1. tz
  2. München
  3. Stadt

Zu Rosch ha-Schana: Europas Rabbiner eröffnen Hauptquartier in München

Kommentare

Katrin Habenschaden, Charlotte Knobloch, Florian Herrmann, Michael Piazolo, Pinchas Goldschmidt und Gady Gronich vor dem Eingang des Prinz-Ludwig-Palais.
Katrin Habenschaden, Charlotte Knobloch, Florian Herrmann, Michael Piazolo, Pinchas Goldschmidt und Gady Gronich vor dem Eingang des Prinz-Ludwig-Palais. © Markus Götzfried

Seit heute ist München wieder ein Stück kosmopolitischer: Im Prinz-Ludwig-Palais an der Türkenstraße 7 (Maxvorstadt) hat gestern die Europäische Rabbinerkonferenz CER feierlich ihr Hauptquartier eröffnet.

In der rund 800 Mitglieder starken Vereinigung sind die orthodoxen Rabbiner Europas organisiert.
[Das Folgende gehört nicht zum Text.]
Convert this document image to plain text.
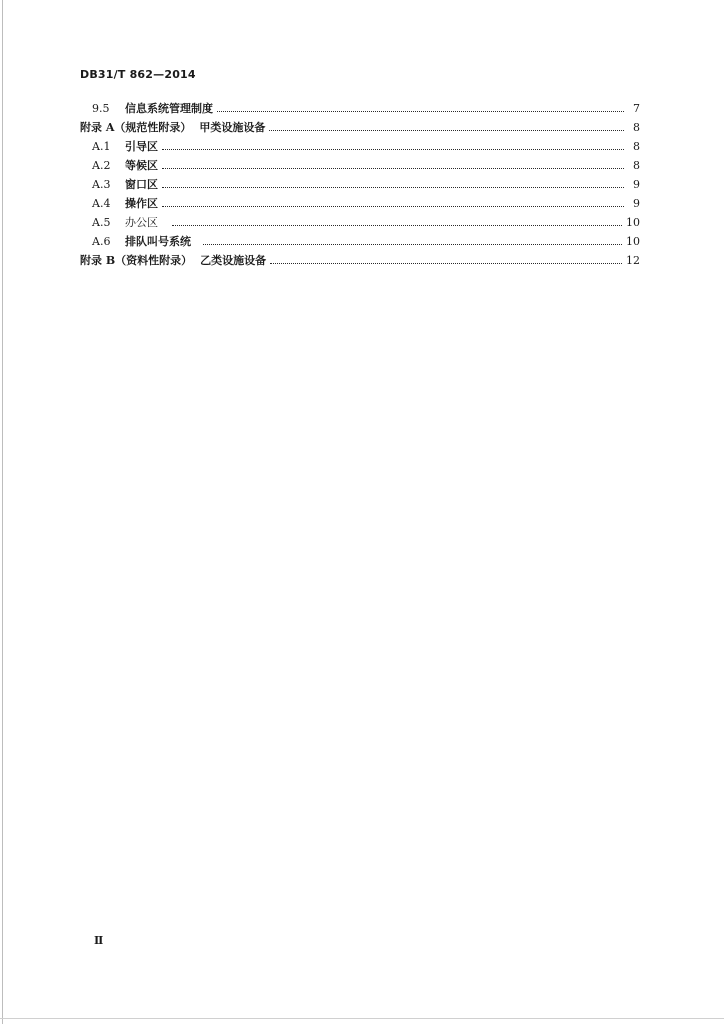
DB31/T 862—2014
9.5	信息系统管理制度	7
附录 A（规范性附录） 甲类设施设备	8
A.1	引导区	8
A.2	等候区	8
A.3	窗口区	9
A.4	操作区	9
A.5	办公区	10
A.6	排队叫号系统	10
附录 B（资料性附录） 乙类设施设备	12
Ⅱ
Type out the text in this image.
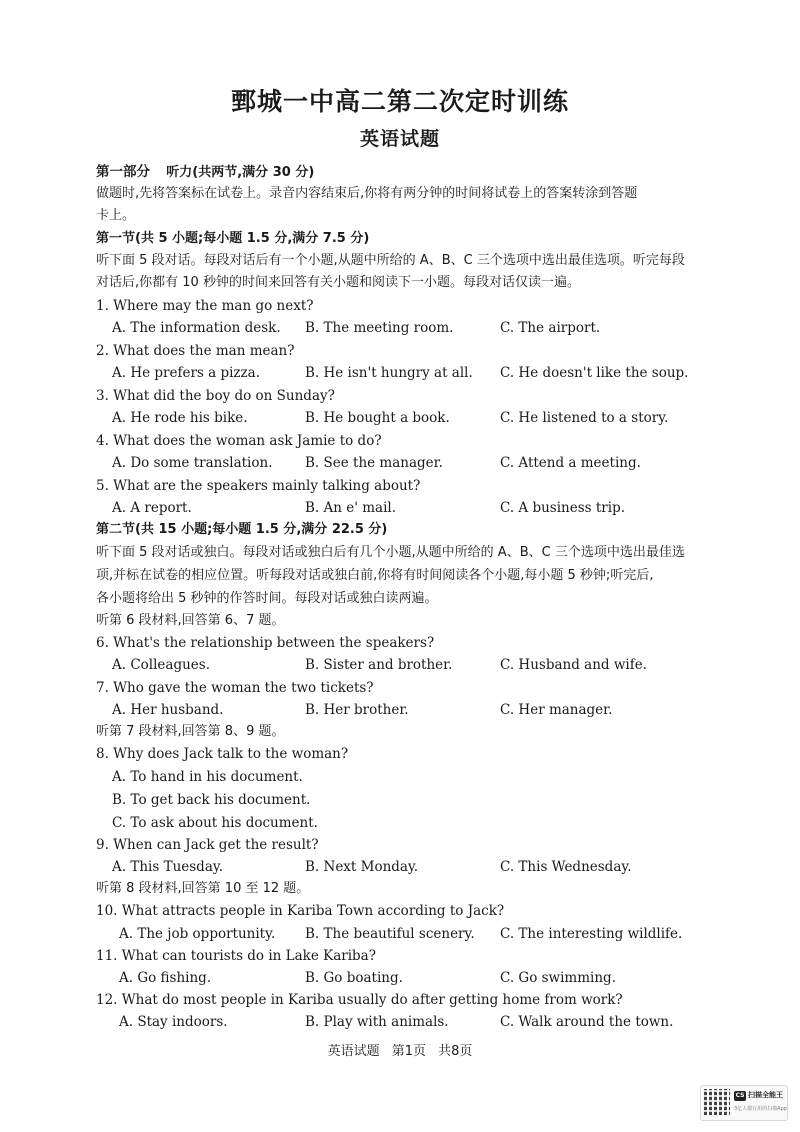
鄄城一中高二第二次定时训练
英语试题
第一部分 听力(共两节,满分 30 分)
做题时,先将答案标在试卷上。录音内容结束后,你将有两分钟的时间将试卷上的答案转涂到答题
卡上。
第一节(共 5 小题;每小题 1.5 分,满分 7.5 分)
听下面 5 段对话。每段对话后有一个小题,从题中所给的 A、B、C 三个选项中选出最佳选项。听完每段
对话后,你都有 10 秒钟的时间来回答有关小题和阅读下一小题。每段对话仅读一遍。
1. Where may the man go next?
A. The information desk. B. The meeting room.	C. The airport.
2. What does the man mean?
A. He prefers a pizza.	B. He isn't hungry at all. C. He doesn't like the soup.
3. What did the boy do on Sunday?
A. He rode his bike.	B. He bought a book.	C. He listened to a story.
4. What does the woman ask Jamie to do?
A. Do some translation. B. See the manager.	C. Attend a meeting.
5. What are the speakers mainly talking about?
A. A report.	B. An e' mail.	C. A business trip.
第二节(共 15 小题;每小题 1.5 分,满分 22.5 分)
听下面 5 段对话或独白。每段对话或独白后有几个小题,从题中所给的 A、B、C 三个选项中选出最佳选
项,并标在试卷的相应位置。听每段对话或独白前,你将有时间阅读各个小题,每小题 5 秒钟;听完后,
各小题将给出 5 秒钟的作答时间。每段对话或独白读两遍。
听第 6 段材料,回答第 6、7 题。
6. What's the relationship between the speakers?
A. Colleagues.	B. Sister and brother.	C. Husband and wife.
7. Who gave the woman the two tickets?
A. Her husband.	B. Her brother.	C. Her manager.
听第 7 段材料,回答第 8、9 题。
8. Why does Jack talk to the woman?
A. To hand in his document.
B. To get back his document.
C. To ask about his document.
9. When can Jack get the result?
A. This Tuesday.	B. Next Monday.	C. This Wednesday.
听第 8 段材料,回答第 10 至 12 题。
10. What attracts people in Kariba Town according to Jack?
A. The job opportunity. B. The beautiful scenery. C. The interesting wildlife.
11. What can tourists do in Lake Kariba?
A. Go fishing.	B. Go boating.	C. Go swimming.
12. What do most people in Kariba usually do after getting home from work?
A. Stay indoors.	B. Play with animals.	C. Walk around the town.
英语试题 第1页 共8页
CS 扫描全能王
3亿人都在用的扫描App
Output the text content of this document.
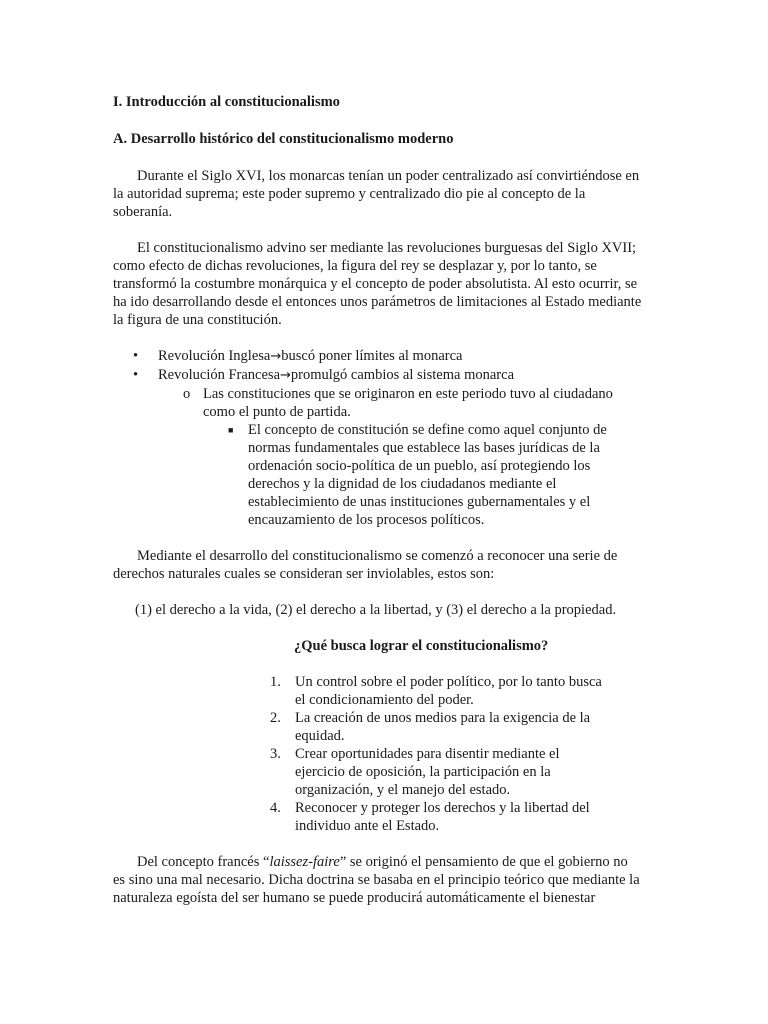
I. Introducción al constitucionalismo
A. Desarrollo histórico del constitucionalismo moderno

Durante el Siglo XVI, los monarcas tenían un poder centralizado así convirtiéndose en la autoridad suprema; este poder supremo y centralizado dio pie al concepto de la soberanía.

El constitucionalismo advino ser mediante las revoluciones burguesas del Siglo XVII; como efecto de dichas revoluciones, la figura del rey se desplazar y, por lo tanto, se transformó la costumbre monárquica y el concepto de poder absolutista. Al esto ocurrir, se ha ido desarrollando desde el entonces unos parámetros de limitaciones al Estado mediante la figura de una constitución.

• Revolución Inglesa→buscó poner límites al monarca
• Revolución Francesa→promulgó cambios al sistema monarca
o Las constituciones que se originaron en este periodo tuvo al ciudadano como el punto de partida.
■ El concepto de constitución se define como aquel conjunto de normas fundamentales que establece las bases jurídicas de la ordenación socio-política de un pueblo, así protegiendo los derechos y la dignidad de los ciudadanos mediante el establecimiento de unas instituciones gubernamentales y el encauzamiento de los procesos políticos.

Mediante el desarrollo del constitucionalismo se comenzó a reconocer una serie de derechos naturales cuales se consideran ser inviolables, estos son:

(1) el derecho a la vida, (2) el derecho a la libertad, y (3) el derecho a la propiedad.
¿Qué busca lograr el constitucionalismo?
1. Un control sobre el poder político, por lo tanto busca el condicionamiento del poder.
2. La creación de unos medios para la exigencia de la equidad.
3. Crear oportunidades para disentir mediante el ejercicio de oposición, la participación en la organización, y el manejo del estado.
4. Reconocer y proteger los derechos y la libertad del individuo ante el Estado.

Del concepto francés “laissez-faire” se originó el pensamiento de que el gobierno no es sino una mal necesario. Dicha doctrina se basaba en el principio teórico que mediante la naturaleza egoísta del ser humano se puede producirá automáticamente el bienestar
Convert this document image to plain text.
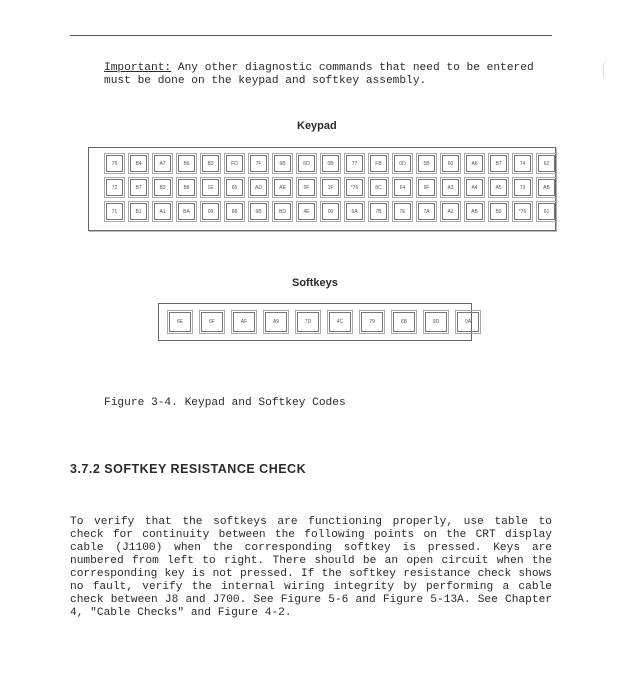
Important: Any other diagnostic commands that need to be entered must be done on the keypad and softkey assembly.
Keypad
75	B4	A7	B6	B3	FD	7F	6B	6D	0B	77	FB	0D	5B	60	A6	B7	74	62
72	B7	B3	B8	1E	65	AD	AE	0F	1F	*76	8C	64	9F	A3	A4	A5	73	AB
71	B1	A1	BA	09	88	6B	BD	4E	00	6A	7B	7E	7A	A2	AB	B9	*76	61
Softkeys
6E	6F	AF	A9	7D	4C	79	6B	9D	0A
Figure 3-4. Keypad and Softkey Codes
3.7.2 SOFTKEY RESISTANCE CHECK
To verify that the softkeys are functioning properly, use table to check for continuity between the following points on the CRT display cable (J1100) when the corresponding softkey is pressed. Keys are numbered from left to right. There should be an open circuit when the corresponding key is not pressed. If the softkey resistance check shows no fault, verify the internal wiring integrity by performing a cable check between J8 and J700. See Figure 5-6 and Figure 5-13A. See Chapter 4, "Cable Checks" and Figure 4-2.
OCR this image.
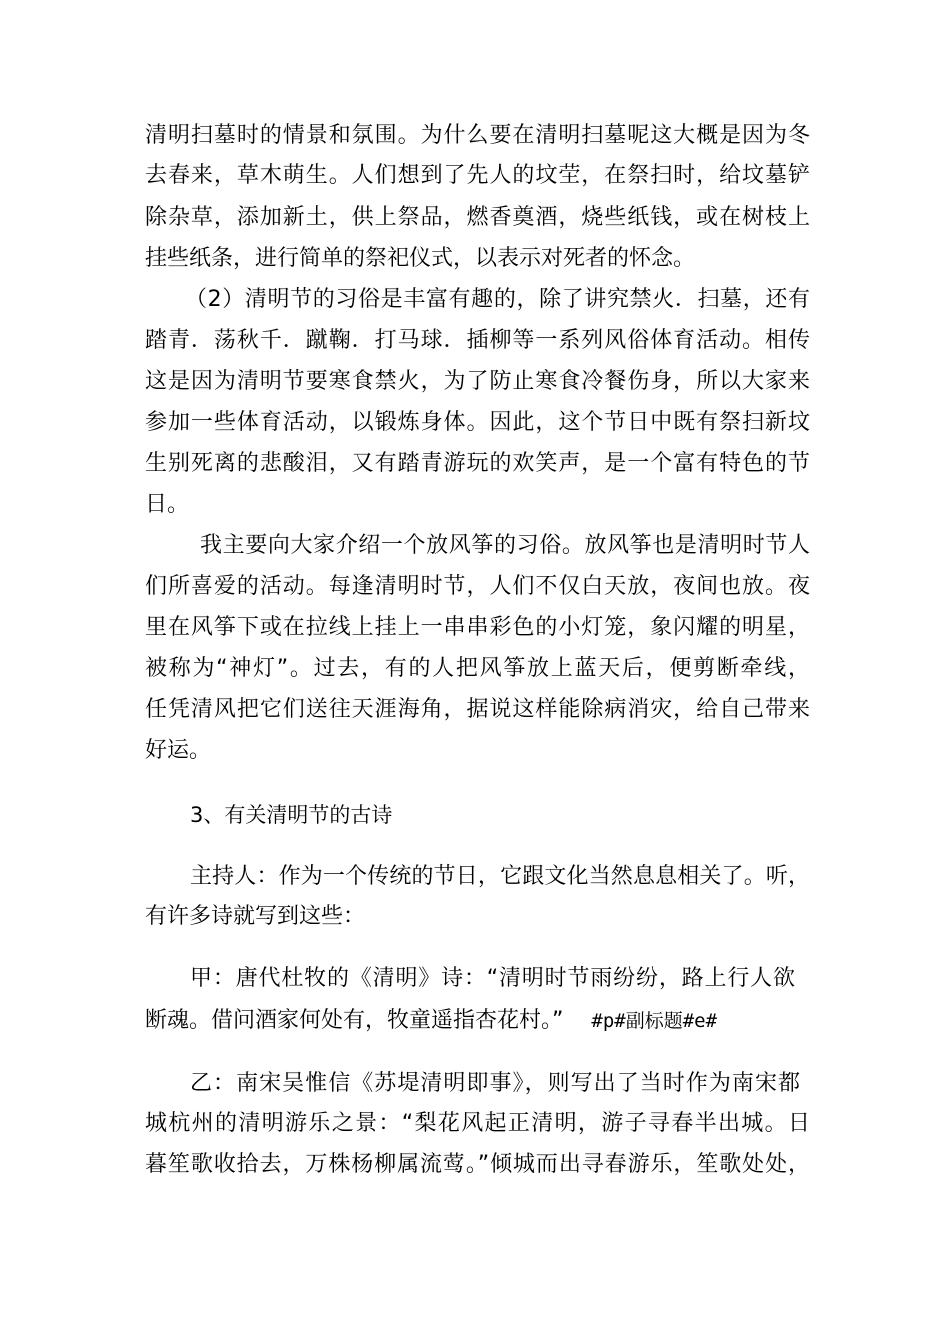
清明扫墓时的情景和氛围。为什么要在清明扫墓呢这大概是因为冬
去春来，草木萌生。人们想到了先人的坟茔，在祭扫时，给坟墓铲
除杂草，添加新土，供上祭品，燃香奠酒，烧些纸钱，或在树枝上
挂些纸条，进行简单的祭祀仪式，以表示对死者的怀念。
（2）清明节的习俗是丰富有趣的，除了讲究禁火．扫墓，还有
踏青．荡秋千．蹴鞠．打马球．插柳等一系列风俗体育活动。相传
这是因为清明节要寒食禁火，为了防止寒食冷餐伤身，所以大家来
参加一些体育活动，以锻炼身体。因此，这个节日中既有祭扫新坟
生别死离的悲酸泪，又有踏青游玩的欢笑声，是一个富有特色的节
日。
我主要向大家介绍一个放风筝的习俗。放风筝也是清明时节人
们所喜爱的活动。每逢清明时节，人们不仅白天放，夜间也放。夜
里在风筝下或在拉线上挂上一串串彩色的小灯笼，象闪耀的明星，
被称为“神灯”。过去，有的人把风筝放上蓝天后，便剪断牵线，
任凭清风把它们送往天涯海角，据说这样能除病消灾，给自己带来
好运。
3、有关清明节的古诗
主持人：作为一个传统的节日，它跟文化当然息息相关了。听，
有许多诗就写到这些：
甲：唐代杜牧的《清明》诗：“清明时节雨纷纷，路上行人欲
断魂。借问酒家何处有，牧童遥指杏花村。” #p#副标题#e#
乙：南宋吴惟信《苏堤清明即事》，则写出了当时作为南宋都
城杭州的清明游乐之景：“梨花风起正清明，游子寻春半出城。日
暮笙歌收拾去，万株杨柳属流莺。”倾城而出寻春游乐，笙歌处处，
Bisher war ihr Sitz in London, doch als sie 2022 ihre Vollversammlung in München abhielt, lud Ministerpräsident Markus Söder die Rabbis ein, dauerhaft an die Isar zu ziehen. Das ist nun geschehen. Mit einem Festakt zum jüdischen Neujahrsfest Rosch ha-Schana wurden die neuen Räume eingeweiht. „Bayern ist ein Leuchtturm für jüdisches Leben in Europa geworden“, freute sich Oberrabbinner Pinchas Goldschmidt, der anlässlich der Veranstaltung auch verriet, dass ein Grund für den Umzug der Brexit war. „Wir wollten ein Hauptquartier innerhalb der Europäischen Union.“ Den Wechsel eingefädelt hatten letztlich Bayerns Antisemitismus-Beauftragter Ludwig Spaenle (CSU) und CER-Geschäftsführer Gady Gronich. Spaenle lobte: „Von München aus gibt es künftig wichtige Impulse für jüdische Gemeinden.“

Beim Festakt mit dabei waren auch der Leiter der Staatskanzlei Florian Herrmann (CSU), Kultusminister Michael Piazolo (Freie Wähler), Bürgermeisterin Katrin Habenschaden (Grüne) und Charlotte Knobloch, Vorsitzende der Israelitischen Kultusgemeinde München. Letztere versicherte: „Ich bin überwältigt davon, dass so etwas heute möglich ist. Nach 1945 hätte sich das niemand vorstellen können.“

Oberrabbiner Pinchas Goldschmidt bringt die Mesusa an, ein Röhrchen mit einem Glaubensbekenntnis darin, das traditionell an der Eingangstür jüdischer Haushalte hängt.
Oberrabbiner Pinchas Goldschmidt bringt die Mesusa an, ein Röhrchen mit einem Glaubensbekenntnis darin, das traditionell an der Eingangstür jüdischer Haushalte hängt. © Markus Götzfried

Dabei war es ein nicht ganz unbrisanter Termin. Nachdem Markus Söder den jüdischen Geistlichen die Hand reichte, muss diesen der Flugblattskandal um Hubert Aiwanger (Freie Wähler) wie ein Tritt ans Schienbein vorkommen. Der Ministerpräsident heißt jüdisches Leben willkommen und der Wirtschaftsminister gerät in einer Antisemitismus-Debatte unter Druck – ein Problem? Oberrabbiner Pinchas Goldschmidt gibt sich versöhnlich. „Eines der Grundkonzepte des Judentums ist die Teschuwa, die Wiedergutmachung dessen, was eine Person falsch gemacht hat“, sagt er. „Jeder Mensch, auch ein Politiker, sollte die Möglichkeit haben, Fehler zu berichtigen, wenn dies aufrichtig geschieht, und vor allem wenn der Fehler in der Jugend vor vielen Jahren geschah.“ 

Rund 300 Quadratmeter belegen die Rabbiner mit zwölf Mitarbeitern in dem Palais des Gaststättenverbands Dehoga. „Das wird hier nicht nur ein Büro, sondern auch ein Zentrum für jüdisches Leben“, sagt Goldschmidt, „und dieses wollen wir greifbar machen. Wenn Rabbiner aus ganz Europa herkommen, entstehen neue Allianzen, neue Freundschaften, neue Initiativen.“ Bereits im Frühjahr sei eine Konferenz zum Thema „Werte“ geplant, zu der Religionsvertreter aus ganz Europa kämen.